De belanghebbende krijgt schriftelijk een voornemen tot opleggen van een boete en de uitnodiging om voor een door het college te bepalen datum te reageren. Bij de brief tot voornemen wordt de onderliggende rapportage gevoegd en een (standaard) vragenlijst. Zo nodig moeten de stukken worden verstrekt in een voor de belanghebbende begrijpelijke taal.
Men is niet verplicht de zienswijze te geven.
Als er sprake is van mondeling horen dan geldt het zwijgrecht. De belanghebbende moet hierop worden gewezen (de cautie).
Artikel 5. Het rechtmatigheidsinformatieformulier (Rof)
De wettelijke inlichtingenplicht wordt geacht te zijn geschonden als het college het Rof niet voor het eind van de maand volgende op die waarop het Rof betrekking treft, heeft ontvangen.
Maandelijks moet een groep uitkeringsgerechtigden van Velsen maandelijks een zgn. Rof inleveren. Dat betreffen de klanten met (wisselende) inkomsten en alle nieuwe klanten gedurende de eerste zes uitkeringmaanden. Algemeen wordt aangenomen dat het niet (tijdig of onvolledig) inleveren van het Rof schending van de inlichtingenplicht inhoudt.
In dit artikel wordt bepaald wat onder niet tijdig wordt verstaan.
De Rof procedure is als volgt:
Omstreeks de eerste van elke maand ontvangt de belanghebbende het Rof dat betrekking heeft op de maand ervoor.
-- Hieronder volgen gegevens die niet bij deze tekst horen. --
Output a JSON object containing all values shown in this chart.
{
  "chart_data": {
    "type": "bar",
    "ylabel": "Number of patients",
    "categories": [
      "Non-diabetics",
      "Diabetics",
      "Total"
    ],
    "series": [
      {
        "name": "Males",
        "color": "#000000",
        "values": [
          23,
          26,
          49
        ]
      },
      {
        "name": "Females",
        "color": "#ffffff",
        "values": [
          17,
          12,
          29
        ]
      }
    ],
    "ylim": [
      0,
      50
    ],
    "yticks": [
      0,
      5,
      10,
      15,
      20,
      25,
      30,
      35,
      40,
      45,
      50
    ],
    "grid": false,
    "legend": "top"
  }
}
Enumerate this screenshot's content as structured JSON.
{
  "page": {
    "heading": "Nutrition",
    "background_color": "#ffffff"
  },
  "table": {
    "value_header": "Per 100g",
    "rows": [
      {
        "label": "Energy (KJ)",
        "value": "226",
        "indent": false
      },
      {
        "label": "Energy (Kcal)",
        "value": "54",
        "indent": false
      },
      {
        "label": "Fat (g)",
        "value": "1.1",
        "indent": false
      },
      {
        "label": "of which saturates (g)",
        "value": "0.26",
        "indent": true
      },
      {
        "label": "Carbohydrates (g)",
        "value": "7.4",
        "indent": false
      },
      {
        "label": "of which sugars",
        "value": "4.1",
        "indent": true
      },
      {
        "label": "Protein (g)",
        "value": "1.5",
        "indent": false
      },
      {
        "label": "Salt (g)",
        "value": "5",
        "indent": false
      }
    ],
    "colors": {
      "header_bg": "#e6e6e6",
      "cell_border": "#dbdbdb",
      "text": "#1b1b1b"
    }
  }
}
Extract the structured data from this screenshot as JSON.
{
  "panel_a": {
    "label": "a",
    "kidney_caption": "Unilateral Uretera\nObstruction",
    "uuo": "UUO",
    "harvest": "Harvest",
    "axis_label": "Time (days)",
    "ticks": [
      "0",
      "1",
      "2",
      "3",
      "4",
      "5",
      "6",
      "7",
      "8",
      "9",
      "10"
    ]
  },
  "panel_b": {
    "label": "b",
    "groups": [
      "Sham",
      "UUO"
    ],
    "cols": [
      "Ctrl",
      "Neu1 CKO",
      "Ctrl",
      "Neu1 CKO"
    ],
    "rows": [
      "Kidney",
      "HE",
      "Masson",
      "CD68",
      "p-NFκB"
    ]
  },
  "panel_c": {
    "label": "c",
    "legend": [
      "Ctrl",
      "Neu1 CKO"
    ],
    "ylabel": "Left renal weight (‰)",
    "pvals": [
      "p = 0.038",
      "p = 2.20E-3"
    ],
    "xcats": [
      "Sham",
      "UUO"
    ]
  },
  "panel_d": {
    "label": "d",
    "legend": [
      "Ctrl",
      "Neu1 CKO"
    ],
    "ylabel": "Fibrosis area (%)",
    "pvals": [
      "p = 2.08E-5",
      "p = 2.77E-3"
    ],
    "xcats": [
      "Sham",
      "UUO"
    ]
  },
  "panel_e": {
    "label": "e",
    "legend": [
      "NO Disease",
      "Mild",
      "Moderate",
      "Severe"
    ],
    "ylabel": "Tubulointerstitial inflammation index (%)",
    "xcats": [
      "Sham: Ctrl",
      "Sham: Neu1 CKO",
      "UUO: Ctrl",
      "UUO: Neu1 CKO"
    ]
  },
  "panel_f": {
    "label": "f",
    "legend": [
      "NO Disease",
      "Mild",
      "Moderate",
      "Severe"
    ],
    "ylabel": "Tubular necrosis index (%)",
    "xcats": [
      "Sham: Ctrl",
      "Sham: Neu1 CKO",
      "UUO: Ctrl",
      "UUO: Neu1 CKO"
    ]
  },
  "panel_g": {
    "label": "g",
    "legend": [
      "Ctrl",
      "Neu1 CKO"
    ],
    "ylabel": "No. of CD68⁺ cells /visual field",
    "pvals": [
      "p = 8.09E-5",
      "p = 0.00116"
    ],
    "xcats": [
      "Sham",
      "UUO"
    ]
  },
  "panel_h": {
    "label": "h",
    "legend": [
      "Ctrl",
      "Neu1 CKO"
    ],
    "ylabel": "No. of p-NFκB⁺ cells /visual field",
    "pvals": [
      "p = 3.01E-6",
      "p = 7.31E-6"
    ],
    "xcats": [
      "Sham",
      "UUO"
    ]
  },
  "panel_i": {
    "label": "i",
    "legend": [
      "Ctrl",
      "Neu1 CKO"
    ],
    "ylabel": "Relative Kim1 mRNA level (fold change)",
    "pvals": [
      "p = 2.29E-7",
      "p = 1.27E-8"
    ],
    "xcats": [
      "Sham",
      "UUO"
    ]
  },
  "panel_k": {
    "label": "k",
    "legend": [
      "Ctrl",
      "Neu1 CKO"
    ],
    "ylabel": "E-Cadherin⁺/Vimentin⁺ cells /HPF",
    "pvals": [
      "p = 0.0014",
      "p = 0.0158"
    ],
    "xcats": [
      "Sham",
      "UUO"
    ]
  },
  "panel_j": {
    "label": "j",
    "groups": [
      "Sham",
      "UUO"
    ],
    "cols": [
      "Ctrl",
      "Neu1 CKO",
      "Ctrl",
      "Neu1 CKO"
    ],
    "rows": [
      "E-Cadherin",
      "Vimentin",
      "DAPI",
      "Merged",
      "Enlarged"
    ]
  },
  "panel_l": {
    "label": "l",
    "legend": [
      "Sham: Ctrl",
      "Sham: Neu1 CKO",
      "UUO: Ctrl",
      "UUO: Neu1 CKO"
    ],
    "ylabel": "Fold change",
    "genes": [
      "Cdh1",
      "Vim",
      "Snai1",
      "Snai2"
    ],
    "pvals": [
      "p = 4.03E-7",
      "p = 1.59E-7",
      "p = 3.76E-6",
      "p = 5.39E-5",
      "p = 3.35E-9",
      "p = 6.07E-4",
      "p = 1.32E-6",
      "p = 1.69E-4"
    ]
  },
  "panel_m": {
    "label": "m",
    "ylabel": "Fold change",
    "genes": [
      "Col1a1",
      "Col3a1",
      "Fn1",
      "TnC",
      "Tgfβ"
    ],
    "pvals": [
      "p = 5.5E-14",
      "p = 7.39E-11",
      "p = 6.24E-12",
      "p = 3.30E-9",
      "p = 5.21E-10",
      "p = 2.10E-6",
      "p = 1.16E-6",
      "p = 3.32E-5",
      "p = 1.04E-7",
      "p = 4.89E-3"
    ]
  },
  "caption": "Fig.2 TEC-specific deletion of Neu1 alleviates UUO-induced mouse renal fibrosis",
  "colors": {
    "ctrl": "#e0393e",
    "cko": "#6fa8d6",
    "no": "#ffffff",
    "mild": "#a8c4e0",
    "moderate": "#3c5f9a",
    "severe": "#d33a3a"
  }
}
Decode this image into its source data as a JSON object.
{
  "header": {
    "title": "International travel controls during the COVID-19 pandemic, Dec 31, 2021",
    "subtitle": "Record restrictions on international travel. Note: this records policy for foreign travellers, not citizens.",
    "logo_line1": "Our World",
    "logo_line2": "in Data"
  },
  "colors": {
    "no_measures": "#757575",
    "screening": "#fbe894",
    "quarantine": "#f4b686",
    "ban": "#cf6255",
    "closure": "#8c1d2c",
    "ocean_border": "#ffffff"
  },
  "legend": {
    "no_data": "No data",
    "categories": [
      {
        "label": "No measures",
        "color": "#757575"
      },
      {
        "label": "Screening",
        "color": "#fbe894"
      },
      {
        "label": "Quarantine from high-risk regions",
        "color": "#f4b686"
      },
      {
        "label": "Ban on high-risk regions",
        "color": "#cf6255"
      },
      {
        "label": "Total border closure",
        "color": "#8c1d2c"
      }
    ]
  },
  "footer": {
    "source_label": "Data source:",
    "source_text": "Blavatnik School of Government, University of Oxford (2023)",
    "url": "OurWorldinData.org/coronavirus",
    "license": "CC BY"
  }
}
Op het formulier staat afgedrukt voor welke datum dat moet zijn ingeleverd (de 10e van de maand). Omstreeks de 15e wordt een herinneringsbrief gezonden. Een Rof dat voor de 21e wordt ontvangen wordt dan nog verwerkt voor de reguliere maandbetaling. Omstreeks de 21ste ontvangt men bij nog niet inleveren een beschikking dat de betaling van de uitkering is opgeschort.
Wordt het Rof voor de eerste van de volgende maand ontvangen, dan wordt de uitkering alsnog betaalbaar gesteld, zij het later.
Is het Rof op de eerste van de volgende maand nog niet ontvangen, dan wordt administratief een boete opgelegd van € 150,00 (eerste keer een waarschuwing zie artikel 2 van deze beleidsregels) en wordt een beëindigingsonderzoek gestart.
NB: Als uit het beëindigingsonderzoek blijkt dat er sprake is van een benadelingsbedrag, dan wordt de administratief opgelegde boete ingetrokken en een nieuwe opgelegd volgens de geldende procedure.